Zuwendung einzelner Vermögensbestandteile als Erbeinsetzung

September 16, 2018

Zuwendung einzelner Vermögensbestandteile als Erbeinsetzung

OLG Düsseldorf Beschluss 18.04.2018 – I-3 Wx 181/16

RA und Notar Krau

In dem Beschluss des Oberlandesgerichts (OLG) Düsseldorf vom 18. April 2018 (Az.: I-3 Wx 181/16) ging es um die Auslegung eines handschriftlichen Testaments

vom 1. Juli 2015, in dem der Erblasser Vermögensgegenstände, insbesondere Immobilien, zugewiesen hatte.

Der Beteiligte zu 1, ein Cousin zweiten Grades des Erblassers, hatte einen Erbschein beantragt, der ihn und seine Familie als Erben zu gleichen Teilen ausweist.

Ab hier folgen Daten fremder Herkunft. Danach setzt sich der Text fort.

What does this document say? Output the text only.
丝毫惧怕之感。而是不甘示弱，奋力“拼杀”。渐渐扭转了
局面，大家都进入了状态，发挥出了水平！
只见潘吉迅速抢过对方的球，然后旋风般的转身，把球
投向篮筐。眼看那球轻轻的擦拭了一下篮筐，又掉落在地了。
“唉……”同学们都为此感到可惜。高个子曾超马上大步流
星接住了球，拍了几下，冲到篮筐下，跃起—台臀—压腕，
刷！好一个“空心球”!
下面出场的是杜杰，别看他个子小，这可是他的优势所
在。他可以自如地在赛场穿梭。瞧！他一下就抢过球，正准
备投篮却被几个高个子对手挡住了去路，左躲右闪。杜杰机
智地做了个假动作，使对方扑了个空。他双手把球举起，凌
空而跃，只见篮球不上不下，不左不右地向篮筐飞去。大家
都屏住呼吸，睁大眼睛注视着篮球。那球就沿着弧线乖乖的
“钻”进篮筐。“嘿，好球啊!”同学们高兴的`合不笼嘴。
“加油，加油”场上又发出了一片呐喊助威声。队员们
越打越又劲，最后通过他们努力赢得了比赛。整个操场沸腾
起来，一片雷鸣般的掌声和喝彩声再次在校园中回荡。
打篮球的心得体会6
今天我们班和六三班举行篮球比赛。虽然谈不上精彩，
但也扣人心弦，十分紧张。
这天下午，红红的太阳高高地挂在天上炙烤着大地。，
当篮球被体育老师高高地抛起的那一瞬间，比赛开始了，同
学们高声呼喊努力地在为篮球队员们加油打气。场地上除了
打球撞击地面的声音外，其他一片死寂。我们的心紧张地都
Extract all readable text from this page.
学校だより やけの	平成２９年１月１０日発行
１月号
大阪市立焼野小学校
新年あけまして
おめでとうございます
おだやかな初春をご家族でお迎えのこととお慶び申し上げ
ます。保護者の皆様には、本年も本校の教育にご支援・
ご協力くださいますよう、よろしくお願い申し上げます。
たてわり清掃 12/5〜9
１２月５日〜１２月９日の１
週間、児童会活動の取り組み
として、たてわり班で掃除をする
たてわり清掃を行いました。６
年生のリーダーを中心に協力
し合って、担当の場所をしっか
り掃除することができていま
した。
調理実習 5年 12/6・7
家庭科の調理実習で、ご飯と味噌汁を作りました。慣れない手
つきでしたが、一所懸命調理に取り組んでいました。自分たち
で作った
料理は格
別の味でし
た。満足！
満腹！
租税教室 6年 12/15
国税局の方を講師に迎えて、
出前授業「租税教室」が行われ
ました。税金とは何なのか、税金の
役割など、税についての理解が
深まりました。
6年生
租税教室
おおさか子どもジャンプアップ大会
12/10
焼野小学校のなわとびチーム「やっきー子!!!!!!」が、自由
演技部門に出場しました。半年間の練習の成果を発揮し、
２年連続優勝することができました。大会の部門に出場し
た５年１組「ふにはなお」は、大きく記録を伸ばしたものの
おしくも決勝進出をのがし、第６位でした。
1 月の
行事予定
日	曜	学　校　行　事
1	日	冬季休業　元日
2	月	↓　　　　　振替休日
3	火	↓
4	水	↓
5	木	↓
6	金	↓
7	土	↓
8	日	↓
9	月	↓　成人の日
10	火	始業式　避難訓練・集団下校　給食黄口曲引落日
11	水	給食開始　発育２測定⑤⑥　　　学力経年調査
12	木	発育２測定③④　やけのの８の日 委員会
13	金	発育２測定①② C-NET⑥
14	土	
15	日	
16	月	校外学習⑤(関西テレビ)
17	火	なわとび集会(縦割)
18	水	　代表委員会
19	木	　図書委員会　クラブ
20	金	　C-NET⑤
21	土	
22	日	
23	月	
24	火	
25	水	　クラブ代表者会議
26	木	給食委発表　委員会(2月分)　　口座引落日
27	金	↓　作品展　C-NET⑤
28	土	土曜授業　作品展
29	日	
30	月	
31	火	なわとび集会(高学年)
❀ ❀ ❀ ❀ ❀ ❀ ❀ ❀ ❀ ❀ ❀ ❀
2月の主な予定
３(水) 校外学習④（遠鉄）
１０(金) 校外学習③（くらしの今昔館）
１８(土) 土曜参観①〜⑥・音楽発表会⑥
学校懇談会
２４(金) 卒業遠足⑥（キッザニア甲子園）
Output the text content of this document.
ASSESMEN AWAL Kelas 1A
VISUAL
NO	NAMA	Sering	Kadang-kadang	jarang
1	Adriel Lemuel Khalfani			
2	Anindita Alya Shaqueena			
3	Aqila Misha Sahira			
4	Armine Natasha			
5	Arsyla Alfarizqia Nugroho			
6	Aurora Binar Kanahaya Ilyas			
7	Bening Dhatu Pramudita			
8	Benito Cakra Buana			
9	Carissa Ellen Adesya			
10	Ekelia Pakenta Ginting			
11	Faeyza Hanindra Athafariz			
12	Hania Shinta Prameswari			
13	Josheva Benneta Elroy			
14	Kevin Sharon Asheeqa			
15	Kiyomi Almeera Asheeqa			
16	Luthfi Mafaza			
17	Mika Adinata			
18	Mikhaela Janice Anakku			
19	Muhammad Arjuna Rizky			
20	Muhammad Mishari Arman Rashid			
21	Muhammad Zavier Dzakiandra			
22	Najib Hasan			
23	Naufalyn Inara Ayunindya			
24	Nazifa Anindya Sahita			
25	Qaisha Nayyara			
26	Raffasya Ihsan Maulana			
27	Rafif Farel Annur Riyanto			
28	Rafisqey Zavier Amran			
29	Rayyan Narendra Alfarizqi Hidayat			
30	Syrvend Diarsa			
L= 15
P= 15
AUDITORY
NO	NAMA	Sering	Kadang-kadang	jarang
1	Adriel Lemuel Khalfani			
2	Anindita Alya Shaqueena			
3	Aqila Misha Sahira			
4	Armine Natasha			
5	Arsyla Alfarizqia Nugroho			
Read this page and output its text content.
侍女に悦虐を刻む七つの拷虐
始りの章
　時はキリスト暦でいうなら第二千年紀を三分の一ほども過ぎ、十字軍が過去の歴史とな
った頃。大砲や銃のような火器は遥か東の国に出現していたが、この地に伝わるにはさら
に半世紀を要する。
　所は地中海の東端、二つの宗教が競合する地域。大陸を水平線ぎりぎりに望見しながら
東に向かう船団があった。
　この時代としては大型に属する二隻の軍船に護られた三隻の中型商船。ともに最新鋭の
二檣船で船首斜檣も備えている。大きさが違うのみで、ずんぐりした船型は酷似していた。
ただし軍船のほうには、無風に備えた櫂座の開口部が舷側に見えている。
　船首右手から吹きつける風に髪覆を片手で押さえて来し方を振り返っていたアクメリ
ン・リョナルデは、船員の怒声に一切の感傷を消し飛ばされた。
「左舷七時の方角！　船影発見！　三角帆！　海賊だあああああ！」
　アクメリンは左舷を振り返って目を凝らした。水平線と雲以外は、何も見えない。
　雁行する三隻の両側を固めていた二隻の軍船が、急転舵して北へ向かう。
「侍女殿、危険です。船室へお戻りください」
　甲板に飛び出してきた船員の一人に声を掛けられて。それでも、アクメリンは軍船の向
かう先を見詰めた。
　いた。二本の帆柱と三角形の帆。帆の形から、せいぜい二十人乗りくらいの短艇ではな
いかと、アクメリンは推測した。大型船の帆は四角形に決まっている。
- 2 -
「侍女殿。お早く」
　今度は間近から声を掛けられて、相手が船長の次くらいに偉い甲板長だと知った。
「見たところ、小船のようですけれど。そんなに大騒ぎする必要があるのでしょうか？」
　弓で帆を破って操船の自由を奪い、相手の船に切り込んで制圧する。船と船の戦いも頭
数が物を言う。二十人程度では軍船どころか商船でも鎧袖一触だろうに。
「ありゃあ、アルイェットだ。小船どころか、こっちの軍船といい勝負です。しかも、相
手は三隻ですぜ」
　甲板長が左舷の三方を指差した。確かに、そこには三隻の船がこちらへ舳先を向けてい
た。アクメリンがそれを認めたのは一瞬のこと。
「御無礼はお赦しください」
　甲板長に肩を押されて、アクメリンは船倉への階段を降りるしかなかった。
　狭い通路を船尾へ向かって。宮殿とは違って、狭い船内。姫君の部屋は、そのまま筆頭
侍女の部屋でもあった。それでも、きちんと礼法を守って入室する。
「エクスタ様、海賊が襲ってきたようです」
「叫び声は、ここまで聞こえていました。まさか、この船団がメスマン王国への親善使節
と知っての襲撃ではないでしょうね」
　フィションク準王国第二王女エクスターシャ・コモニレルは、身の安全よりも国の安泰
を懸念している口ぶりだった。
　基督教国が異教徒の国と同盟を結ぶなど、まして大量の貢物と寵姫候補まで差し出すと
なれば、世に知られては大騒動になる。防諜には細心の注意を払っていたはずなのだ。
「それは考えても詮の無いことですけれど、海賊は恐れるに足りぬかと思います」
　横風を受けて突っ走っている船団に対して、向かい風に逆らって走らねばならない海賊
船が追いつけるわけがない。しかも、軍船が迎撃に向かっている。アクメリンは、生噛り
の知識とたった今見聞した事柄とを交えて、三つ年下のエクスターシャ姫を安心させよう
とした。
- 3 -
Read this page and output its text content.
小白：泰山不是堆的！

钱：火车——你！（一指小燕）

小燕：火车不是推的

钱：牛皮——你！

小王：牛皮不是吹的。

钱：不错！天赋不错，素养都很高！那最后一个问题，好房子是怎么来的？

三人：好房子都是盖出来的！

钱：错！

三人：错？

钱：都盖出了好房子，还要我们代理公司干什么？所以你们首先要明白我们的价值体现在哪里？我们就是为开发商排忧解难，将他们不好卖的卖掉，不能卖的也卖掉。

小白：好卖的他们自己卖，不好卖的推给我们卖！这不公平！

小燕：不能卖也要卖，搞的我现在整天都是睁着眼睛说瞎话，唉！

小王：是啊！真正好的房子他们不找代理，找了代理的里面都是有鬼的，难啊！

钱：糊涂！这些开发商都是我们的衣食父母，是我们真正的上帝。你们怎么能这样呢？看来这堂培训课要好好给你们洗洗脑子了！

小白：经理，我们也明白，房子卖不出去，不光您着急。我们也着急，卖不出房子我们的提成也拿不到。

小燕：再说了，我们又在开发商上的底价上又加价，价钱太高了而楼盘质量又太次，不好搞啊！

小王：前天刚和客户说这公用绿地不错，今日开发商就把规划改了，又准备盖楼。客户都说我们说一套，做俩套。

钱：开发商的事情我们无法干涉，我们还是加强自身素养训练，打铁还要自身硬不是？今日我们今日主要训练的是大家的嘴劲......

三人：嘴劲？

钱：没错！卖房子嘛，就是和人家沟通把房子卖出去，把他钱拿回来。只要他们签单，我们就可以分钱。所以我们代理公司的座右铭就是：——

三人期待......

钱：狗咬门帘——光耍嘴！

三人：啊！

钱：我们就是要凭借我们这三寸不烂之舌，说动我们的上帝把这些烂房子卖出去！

Die übrigen Beteiligten, ebenfalls Verwandte des Erblassers, bestritten dies und argumentierten, dass das Testament

keine klare Erbeinsetzung enthalte, insbesondere nicht für das genannte Grundstück.

Das Amtsgericht Emmerich hatte zunächst entschieden, dass das Testament auslegungsbedürftig sei,

da der Erblasser nur Teile seines Vermögens explizit zugewiesen habe und die gesetzliche Erbfolge für den Rest eintrete.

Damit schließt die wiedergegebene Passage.